In the Julia script given here, the simulated value of the residual variance was used in the sampling of $\boldsymbol{\beta}$. Extend this script to also sample $\sigma_{e}^{2}$ from its full-conditional posterior given above. In Julia, rand(Chisq($\nu$),1) gives a chi-squared random variable with $\nu$ degrees of freedom.
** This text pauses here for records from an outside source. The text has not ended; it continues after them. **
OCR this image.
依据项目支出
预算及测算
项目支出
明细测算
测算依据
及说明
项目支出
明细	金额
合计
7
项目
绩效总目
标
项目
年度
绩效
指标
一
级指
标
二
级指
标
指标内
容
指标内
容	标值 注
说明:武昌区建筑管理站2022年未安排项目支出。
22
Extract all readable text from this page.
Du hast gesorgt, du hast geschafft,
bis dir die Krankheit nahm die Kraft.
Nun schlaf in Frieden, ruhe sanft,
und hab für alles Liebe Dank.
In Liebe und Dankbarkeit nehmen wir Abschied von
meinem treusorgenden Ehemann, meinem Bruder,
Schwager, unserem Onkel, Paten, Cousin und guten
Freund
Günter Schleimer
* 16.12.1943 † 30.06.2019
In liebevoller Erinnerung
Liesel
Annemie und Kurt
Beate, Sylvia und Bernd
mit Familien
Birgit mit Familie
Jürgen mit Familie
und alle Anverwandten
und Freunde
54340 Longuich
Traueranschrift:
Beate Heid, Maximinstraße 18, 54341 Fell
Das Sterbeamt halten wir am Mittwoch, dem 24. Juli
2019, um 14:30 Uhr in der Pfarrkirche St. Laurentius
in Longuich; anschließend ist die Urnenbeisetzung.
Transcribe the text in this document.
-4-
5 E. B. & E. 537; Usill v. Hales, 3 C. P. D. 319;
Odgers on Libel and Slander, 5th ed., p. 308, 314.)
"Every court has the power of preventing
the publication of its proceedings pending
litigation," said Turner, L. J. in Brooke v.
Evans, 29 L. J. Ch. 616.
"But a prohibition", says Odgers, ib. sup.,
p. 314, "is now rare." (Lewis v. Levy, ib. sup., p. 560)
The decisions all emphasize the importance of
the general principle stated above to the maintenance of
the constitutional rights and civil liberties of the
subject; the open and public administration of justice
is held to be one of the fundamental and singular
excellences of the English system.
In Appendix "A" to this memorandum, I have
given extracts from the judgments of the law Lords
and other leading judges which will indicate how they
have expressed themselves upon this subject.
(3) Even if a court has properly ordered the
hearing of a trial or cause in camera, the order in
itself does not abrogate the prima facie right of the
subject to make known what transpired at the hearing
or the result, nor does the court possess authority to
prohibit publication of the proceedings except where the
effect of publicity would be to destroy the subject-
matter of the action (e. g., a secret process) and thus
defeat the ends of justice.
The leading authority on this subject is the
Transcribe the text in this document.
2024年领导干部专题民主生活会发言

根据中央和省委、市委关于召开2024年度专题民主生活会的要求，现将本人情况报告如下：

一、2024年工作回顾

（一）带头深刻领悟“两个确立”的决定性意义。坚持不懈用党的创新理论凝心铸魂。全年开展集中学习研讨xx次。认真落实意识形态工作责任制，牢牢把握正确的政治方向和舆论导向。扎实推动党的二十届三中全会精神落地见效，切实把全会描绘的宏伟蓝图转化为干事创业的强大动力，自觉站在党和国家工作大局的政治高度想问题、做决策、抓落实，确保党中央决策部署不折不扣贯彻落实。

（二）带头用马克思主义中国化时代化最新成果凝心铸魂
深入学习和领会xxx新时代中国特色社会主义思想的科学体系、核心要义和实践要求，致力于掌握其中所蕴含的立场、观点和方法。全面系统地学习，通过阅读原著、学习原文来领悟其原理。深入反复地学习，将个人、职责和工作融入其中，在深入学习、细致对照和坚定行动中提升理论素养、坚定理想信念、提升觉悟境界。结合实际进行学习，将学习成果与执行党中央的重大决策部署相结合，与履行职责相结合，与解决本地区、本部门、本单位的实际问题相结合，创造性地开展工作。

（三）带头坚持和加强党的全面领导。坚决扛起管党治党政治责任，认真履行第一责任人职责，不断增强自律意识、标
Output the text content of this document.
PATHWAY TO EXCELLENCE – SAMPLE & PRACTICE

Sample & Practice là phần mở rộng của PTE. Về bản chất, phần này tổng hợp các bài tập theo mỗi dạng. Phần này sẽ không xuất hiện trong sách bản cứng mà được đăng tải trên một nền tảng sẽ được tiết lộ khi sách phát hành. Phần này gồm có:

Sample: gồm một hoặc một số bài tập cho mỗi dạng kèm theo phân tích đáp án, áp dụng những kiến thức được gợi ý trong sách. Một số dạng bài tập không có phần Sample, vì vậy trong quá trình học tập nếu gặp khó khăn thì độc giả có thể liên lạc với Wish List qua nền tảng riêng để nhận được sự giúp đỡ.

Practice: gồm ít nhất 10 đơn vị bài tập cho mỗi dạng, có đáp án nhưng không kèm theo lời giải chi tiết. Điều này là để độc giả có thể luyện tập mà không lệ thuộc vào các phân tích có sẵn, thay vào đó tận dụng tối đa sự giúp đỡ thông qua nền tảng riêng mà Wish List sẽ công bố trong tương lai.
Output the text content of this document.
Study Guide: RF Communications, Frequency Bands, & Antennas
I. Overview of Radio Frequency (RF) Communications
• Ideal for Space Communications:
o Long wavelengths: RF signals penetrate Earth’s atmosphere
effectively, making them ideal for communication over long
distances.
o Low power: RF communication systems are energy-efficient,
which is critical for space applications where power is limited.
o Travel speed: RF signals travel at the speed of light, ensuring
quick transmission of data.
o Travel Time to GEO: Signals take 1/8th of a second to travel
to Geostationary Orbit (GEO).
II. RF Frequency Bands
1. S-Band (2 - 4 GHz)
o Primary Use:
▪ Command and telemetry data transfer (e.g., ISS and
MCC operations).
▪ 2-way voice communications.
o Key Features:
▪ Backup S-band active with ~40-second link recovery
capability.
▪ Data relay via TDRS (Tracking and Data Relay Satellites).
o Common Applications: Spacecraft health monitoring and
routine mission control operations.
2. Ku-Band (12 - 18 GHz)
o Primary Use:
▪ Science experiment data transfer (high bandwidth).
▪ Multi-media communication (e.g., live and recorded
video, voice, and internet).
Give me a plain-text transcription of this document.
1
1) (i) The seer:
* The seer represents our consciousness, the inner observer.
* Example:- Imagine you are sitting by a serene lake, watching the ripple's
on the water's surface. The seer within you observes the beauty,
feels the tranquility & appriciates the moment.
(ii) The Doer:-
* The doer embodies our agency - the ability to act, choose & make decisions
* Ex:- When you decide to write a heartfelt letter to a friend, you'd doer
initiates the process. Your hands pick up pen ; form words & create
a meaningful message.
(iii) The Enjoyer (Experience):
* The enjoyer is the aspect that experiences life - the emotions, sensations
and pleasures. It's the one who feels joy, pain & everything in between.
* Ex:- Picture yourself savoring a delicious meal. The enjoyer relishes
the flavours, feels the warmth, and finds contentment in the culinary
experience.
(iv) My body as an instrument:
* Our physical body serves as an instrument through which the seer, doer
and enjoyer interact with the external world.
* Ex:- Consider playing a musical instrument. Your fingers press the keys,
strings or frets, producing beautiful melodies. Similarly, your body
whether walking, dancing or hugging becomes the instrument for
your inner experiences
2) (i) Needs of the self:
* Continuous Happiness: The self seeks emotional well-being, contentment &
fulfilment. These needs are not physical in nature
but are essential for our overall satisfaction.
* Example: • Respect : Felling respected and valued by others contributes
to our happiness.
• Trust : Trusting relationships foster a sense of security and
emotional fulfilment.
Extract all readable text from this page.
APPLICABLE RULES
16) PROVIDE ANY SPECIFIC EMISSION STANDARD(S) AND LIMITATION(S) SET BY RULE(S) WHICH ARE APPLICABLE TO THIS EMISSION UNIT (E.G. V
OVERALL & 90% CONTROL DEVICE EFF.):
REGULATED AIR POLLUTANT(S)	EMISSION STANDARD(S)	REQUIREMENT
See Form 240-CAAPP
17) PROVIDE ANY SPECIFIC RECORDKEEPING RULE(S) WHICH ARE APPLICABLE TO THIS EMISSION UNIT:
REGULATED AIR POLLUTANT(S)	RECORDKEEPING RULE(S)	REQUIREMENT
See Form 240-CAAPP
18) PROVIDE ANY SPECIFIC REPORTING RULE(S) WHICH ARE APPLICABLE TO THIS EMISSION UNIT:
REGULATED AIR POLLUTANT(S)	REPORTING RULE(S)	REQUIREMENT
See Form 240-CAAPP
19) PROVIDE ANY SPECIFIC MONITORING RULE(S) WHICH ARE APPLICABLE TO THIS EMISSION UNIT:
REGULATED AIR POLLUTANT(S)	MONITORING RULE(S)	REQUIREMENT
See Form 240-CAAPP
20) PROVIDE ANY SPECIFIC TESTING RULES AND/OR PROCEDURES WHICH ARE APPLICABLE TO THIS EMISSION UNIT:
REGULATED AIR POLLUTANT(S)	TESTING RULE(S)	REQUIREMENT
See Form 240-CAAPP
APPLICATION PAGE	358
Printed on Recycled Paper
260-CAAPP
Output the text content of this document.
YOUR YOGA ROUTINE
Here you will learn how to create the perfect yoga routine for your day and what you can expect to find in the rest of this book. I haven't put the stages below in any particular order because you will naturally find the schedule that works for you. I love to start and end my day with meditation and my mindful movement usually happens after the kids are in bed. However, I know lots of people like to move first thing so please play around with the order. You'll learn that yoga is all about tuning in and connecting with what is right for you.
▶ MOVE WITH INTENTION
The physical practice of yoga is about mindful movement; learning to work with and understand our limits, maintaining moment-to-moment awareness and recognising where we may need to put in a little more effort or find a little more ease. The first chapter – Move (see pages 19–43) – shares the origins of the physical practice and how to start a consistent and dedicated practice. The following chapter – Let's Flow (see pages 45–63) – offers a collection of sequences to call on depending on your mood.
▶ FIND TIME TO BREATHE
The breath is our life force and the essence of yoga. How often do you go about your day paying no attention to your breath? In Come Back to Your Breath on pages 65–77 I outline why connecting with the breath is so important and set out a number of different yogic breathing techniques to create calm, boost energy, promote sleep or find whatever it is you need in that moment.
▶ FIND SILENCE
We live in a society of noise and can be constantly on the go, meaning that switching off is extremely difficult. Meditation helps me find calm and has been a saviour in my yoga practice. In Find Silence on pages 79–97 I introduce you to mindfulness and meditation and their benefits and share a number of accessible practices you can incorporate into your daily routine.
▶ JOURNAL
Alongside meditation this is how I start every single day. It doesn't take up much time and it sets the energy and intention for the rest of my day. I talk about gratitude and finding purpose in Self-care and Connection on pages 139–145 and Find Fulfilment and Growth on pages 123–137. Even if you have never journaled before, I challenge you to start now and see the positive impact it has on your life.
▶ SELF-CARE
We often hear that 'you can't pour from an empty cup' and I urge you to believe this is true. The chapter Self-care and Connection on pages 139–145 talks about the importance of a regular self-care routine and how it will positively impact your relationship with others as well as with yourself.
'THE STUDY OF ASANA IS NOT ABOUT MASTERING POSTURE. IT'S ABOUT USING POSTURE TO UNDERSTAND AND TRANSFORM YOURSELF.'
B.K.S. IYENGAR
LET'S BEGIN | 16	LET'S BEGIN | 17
Solutions can be found here where flat priors for $\sigma_{e}^{2}$ is used.

Model with Normal Prior for Slope

Consider the simple regression model that can be written as $$\mathbf{y=}\mathbf{1}\beta_{0}+\mathbf{x}\beta_{1}+\mathbf{e}.$$ Here we consider a model with a flat prior for $\beta_{0}$ and a normal prior for the slope:

$$\beta_{1}\sim N(0,\sigma_{\beta}^{2}),$$

where $\sigma_{\beta}^{2}$ is assumed to be known.

Then, the full-conditional posterior for $\theta'=[\boldsymbol{\beta},\sigma_{e}^{2}]$ is

$$\begin{aligned} f(\boldsymbol{\theta}|\mathbf{y}) & \propto f(\mathbf{y}|\boldsymbol{\theta})f(\boldsymbol{\theta})\\ & \propto \left(\sigma_{e}^{2}\right)^{-n/2}\exp\left\{ -\frac{(\mathbf{y}-\mathbf{1}\beta_{0}-\mathbf{x}\beta_{1})'(\mathbf{y}-\mathbf{1}\beta_{0}-\mathbf{x}\beta_{1})}{2\sigma_{e}^{2}}\right\} \\ & \times \left(\sigma_{\beta}^{2}\right)^{-1/2}\exp\left\{ -\frac{\beta_{1}^{2}}{2\sigma_{\beta}^{2}}\right\} \\ & \times (\sigma_{e}^{2})^{-(2+\nu_{e})/2}\exp\left\{ -\frac{\nu_{e}S_{e}^{2}}{2\sigma_{e}^{2}}\right\} .\\ \end{aligned}$$

Full-conditional for $\beta_{1}$:

The full-conditional for $\beta_{1}$ is obtained by dropping all terms and factors that do not involve $\beta_{1}$:

$$\begin{aligned} f(\beta_{1}|\text{ELSE}) & \propto \exp\left\{ -\frac{(\mathbf{y}-\mathbf{1}\beta_{0}-\mathbf{x}\beta_{1})'(\mathbf{y}-\mathbf{1}\beta_{0}-\mathbf{x}\beta_{1})}{2\sigma_{e}^{2}}\right\} \times \exp\left\{ -\frac{\beta_{1}^{2}}{2\sigma_{\beta}^{2}}\right\} \\ & \propto \exp\left\{ -\frac{\mathbf{w}'\mathbf{w}-2\mathbf{w}'\mathbf{x}\beta_{1}+\beta_{1}^{2}(\mathbf{x}'\mathbf{x}+\sigma_{e}^{2}/\sigma_{\beta}^{2})}{2\sigma_{e}^{2}}\right\} \\ & \propto \exp\left\{ -\frac{\mathbf{w}'\mathbf{w}-(\beta_{1}-\hat{\beta}_{1})^{2}(\mathbf{x}'\mathbf{x}+\sigma_{e}^{2}/\sigma_{\beta}^{2})-\hat{\beta}_{1}^{2}(\mathbf{x}'\mathbf{x}+\sigma_{e}^{2}/\sigma_{\beta}^{2})}{2\sigma_{e}^{2}}\right\} \\ & \propto \exp\left\{ -\frac{(\beta_{1}-\hat{\beta}_{1})^{2}}{\frac{2\sigma_{e}^{2}}{(\mathbf{x}'\mathbf{x}+\sigma_{e}^{2}/\sigma_{\beta}^{2})}}\right\} , \end{aligned}$$

where $$\hat{\beta}_{1}=\frac{\mathbf{x}'\mathbf{w}}{(\mathbf{x}'\mathbf{x}+\sigma_{e}^{2}/\sigma_{\beta}^{2})},$$ and $\mathbf{w}=\mathbf{y}-\mathbf{1}\beta_{0}.$ So, the full-conditional posterior for $\beta_{1}$ is a normal distribution with $ $mean $\hat{\beta}_{1}$ and variance $\frac{\sigma_{e}^{2}}{(\mathbf{x}'\mathbf{x}+\sigma_{e}^{2}/\sigma_{\beta}^{2})}.$

Exercise

  1. Use Julia to simulate a vector of 1000 values for $\beta_{1}$ from a normal distribution with mean zero and variance 3. Plot a histogram of these values.

  2. Use $\beta_{0}=1$, $\beta_{1}=2$ and $\sigma_{e}^{2}=5$, to generate a vector of observations, $\mathbf{y},$ that follows a simple linear regression model.

  3. Use the Gibbs sampler to draw 10,000 samples for $\beta_{1}$ from its posterior distribution.

    1. Compute the mean and variance of the sampled values.

    2. Draw a histogram of the sampled values. Compare with prior.